Abstract: This essay discusses three alternatives to Synthetic Phonics Instruction: Analytic Phonics Instruction, Analogy-Based Phonics Instruction, and Embedded Phonics Instruction. Definitions and examples are given for each method, and the different strategies are compared to each other. The Synthetic and Analytic methods are traditional approaches, and the Analogy-Based and Embedded strategies are modern approaches. While the traditional approaches focus on the technical details of words, the modern approaches are more literature-based. All three of the alternatives discussed are more authentic than Synthetic Phonics Instruction, as they focus on whole words or entire texts, instead of isolated phonetic sounds. However, none of the methods can be labeled as the correct or incorrect way to teach phonics. This essay can give insight into the different nuances of each method, so the best method can be chosen based on the specific student or situation. No matter which method is chosen, the other methods can be used as supplements or as occasional replacements for variety.
Suppose that one of my students, Johnny, is not gaining much from my Synthetic Phonics Instruction. This old-fashioned method involves teaching phonetic sounds and building them into words (Vacca, et al., 2015). For instance, Johnny and I could be working on the soft g sounds in conjunction with the short /i/ and /f/. Once these individual sounds are thoroughly learned, Johnny would work on composing them into words such as giraffe or fridge (Vacca, et al., 2015). If this approach is unsuccessful, or if I wish to introduce some variety, there are three alternative methods that I could use: Analytic Phonics Instruction, Analogy-Based Phonics Instruction, and Embedded Phonics Instruction.
The first alternative method I could use is “Analytic Phonics Instruction” (Vacca, et al., 2015, p. 185). This traditional method (Vacca, et al., 2015) is, in essence, the Synthetic approach in reverse. While Synthetic Phonics Instruction begins with the smallest units of sound within each word, the Analytic approach begins with the words themselves and breaks them down into phonetic sounds (Vacca, et al., 2015). In other words, instead of teaching Johnny to recognize and correctly pronounce /a/ and then comparing it to words with that sound such as apple, I would begin with a word that interests Johnny, such as bike, and analyze each of its sounds (/b/, long /i/, and /k/). We could connect each of these sounds to words with the same sounds (Vacca, et al., 2015). This approach offers a more authentic way to learn phonetics than Synthetic Instruction, as sounds are encountered in daily life through whole words, not individual phonemes.
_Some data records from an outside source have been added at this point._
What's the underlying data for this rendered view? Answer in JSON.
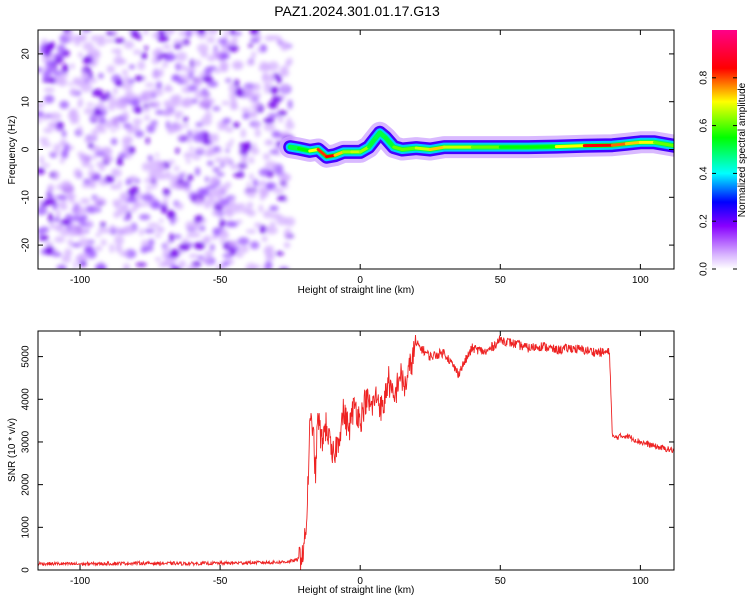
{
  "figure_title": "PAZ1.2024.301.01.17.G13",
  "chart_data": [
    {
      "type": "heatmap",
      "title": "PAZ1.2024.301.01.17.G13",
      "xlabel": "Height of straight line (km)",
      "ylabel": "Frequency (Hz)",
      "xlim": [
        -115,
        112
      ],
      "ylim": [
        -25,
        25
      ],
      "xticks": [
        -100,
        -50,
        0,
        50,
        100
      ],
      "yticks": [
        -20,
        -10,
        0,
        10,
        20
      ],
      "xtick_labels": [
        "-100",
        "-50",
        "0",
        "50",
        "100"
      ],
      "ytick_labels": [
        "-20",
        "-10",
        "0",
        "10",
        "20"
      ],
      "colorbar": {
        "label": "Normalized spectral amplitude",
        "range": [
          0,
          1
        ],
        "ticks": [
          0.0,
          0.2,
          0.4,
          0.6,
          0.8
        ],
        "tick_labels": [
          "0.0",
          "0.2",
          "0.4",
          "0.6",
          "0.8"
        ],
        "colormap": [
          "#ffffff",
          "#d8b4ff",
          "#8800ff",
          "#0000ff",
          "#00ffff",
          "#00ff00",
          "#ffff00",
          "#ff0000",
          "#ff00aa"
        ]
      },
      "noise_region_x": [
        -115,
        -25
      ],
      "frequency_track": {
        "x": [
          -25,
          -22,
          -18,
          -15,
          -12,
          -9,
          -6,
          -3,
          0,
          3,
          5,
          7,
          9,
          12,
          15,
          20,
          25,
          30,
          40,
          50,
          60,
          70,
          80,
          90,
          95,
          100,
          105,
          112
        ],
        "y": [
          0.5,
          0.2,
          -0.3,
          0.0,
          -1.5,
          -1.2,
          -0.5,
          -0.5,
          -0.5,
          0.5,
          2.0,
          3.5,
          2.5,
          0.5,
          0.0,
          0.3,
          0.0,
          0.5,
          0.5,
          0.5,
          0.5,
          0.6,
          0.8,
          0.9,
          1.2,
          1.5,
          1.5,
          0.8
        ],
        "amplitude": [
          0.35,
          0.45,
          0.6,
          0.7,
          0.8,
          0.75,
          0.6,
          0.6,
          0.65,
          0.55,
          0.45,
          0.4,
          0.45,
          0.55,
          0.6,
          0.55,
          0.7,
          0.65,
          0.6,
          0.55,
          0.5,
          0.55,
          0.75,
          0.8,
          0.65,
          0.7,
          0.6,
          0.55
        ]
      }
    },
    {
      "type": "line",
      "xlabel": "Height of straight line (km)",
      "ylabel": "SNR (10 * v/v)",
      "xlim": [
        -115,
        112
      ],
      "ylim": [
        0,
        5600
      ],
      "xticks": [
        -100,
        -50,
        0,
        50,
        100
      ],
      "yticks": [
        0,
        1000,
        2000,
        3000,
        4000,
        5000
      ],
      "xtick_labels": [
        "-100",
        "-50",
        "0",
        "50",
        "100"
      ],
      "ytick_labels": [
        "0",
        "1000",
        "2000",
        "3000",
        "4000",
        "5000"
      ],
      "series": [
        {
          "color": "#ee2222",
          "x": [
            -115,
            -100,
            -80,
            -60,
            -40,
            -30,
            -25,
            -22,
            -20,
            -19,
            -18,
            -17,
            -16,
            -15,
            -14,
            -12,
            -10,
            -8,
            -6,
            -4,
            -2,
            0,
            2,
            4,
            6,
            8,
            10,
            12,
            14,
            16,
            18,
            20,
            25,
            30,
            35,
            40,
            45,
            50,
            55,
            60,
            65,
            70,
            75,
            80,
            85,
            89,
            90,
            95,
            100,
            105,
            112
          ],
          "y": [
            150,
            140,
            160,
            150,
            170,
            180,
            200,
            250,
            500,
            1300,
            3300,
            3500,
            2200,
            3700,
            3000,
            3400,
            2600,
            3000,
            3700,
            3300,
            3900,
            3500,
            4000,
            3800,
            4100,
            3700,
            4500,
            3900,
            4600,
            4300,
            4800,
            5300,
            5000,
            5100,
            4600,
            5200,
            5100,
            5400,
            5300,
            5200,
            5250,
            5150,
            5200,
            5150,
            5100,
            5100,
            3100,
            3150,
            3000,
            2900,
            2800
          ]
        }
      ]
    }
  ]
}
Another meaningful alternative I could try is “Analogy-Based Phonics Instruction” (Vacca, et al., 2015, p. 189). This is a contemporary method based on constructivist principles (Vacca, et al., 2015) that involves taking unknown words from a meaningful text and learning them by “comparing and contrasting” them with other, similar known words (Vacca, et al., 2015, p. 189). I could choose a book that would be fun to read that also contains the phonetic sound or sounds Johnny is focusing on at present. For example, A Mouse in the House (Henrietta, 2001) would be a great book to use to teach the /ou/ sound. By activating prior knowledge, the Analogy-Based method empowers children to analyze and learn unknown words on their own, and the incorporation of interesting literature gives an added incentive for learning the technical details of the text.
If all else fails, or as a supplement to the aforementioned instructional methods, I could employ the “Embedded Phonics Instruction” strategy (Vacca, et al., 2015, p. 189). This is another modern approach based on constructivism (Vacca, et al., 2015). It is also a completely top-down method of instruction, which means that it focuses on working backwards from comprehension to an understanding of the technical details of a meaningful text (Vacca, et al., 2015). For example, Johnny could read a book that he really enjoys. As he reads, we would have discussions about the book’s content. If he runs into words that puzzle him, I would encourage him to think of a word that makes sense in the context of the story, or I could encourage him to compare the word to one he already knows (Vacca, et al., 2015). The structure of this method emphasizes that meaning and context are more important than technical details and instills the message that the phonics instruction has real-life applications.
All four of these methods—Synthetic, Analytic, Analogy-Based, and Embedded Phonics Instruction—offer useful ways to teach phonetic sounds in different situations for different learners. None of the methods are necessarily right or wrong. Some just work better for some learners and environments than others. As a teacher, I would base which phonics instruction method I use on the learner’s individual needs, the desire for authentic instruction, and the belief in occasionally using a different strategies for variety.
Henrietta. (2001). A mouse in the house: A real-life game of hide and seek. London, England: DK Publishing.
Vacca, J. A., Vacca, R. T., Gove, M. K., Burkey, L. C., Lenhart, L. A., & McKeon, C. A. (2015). Reading & learning to read [9th ed.]. Upper Saddle River, NJ: Pearson Education, Inc.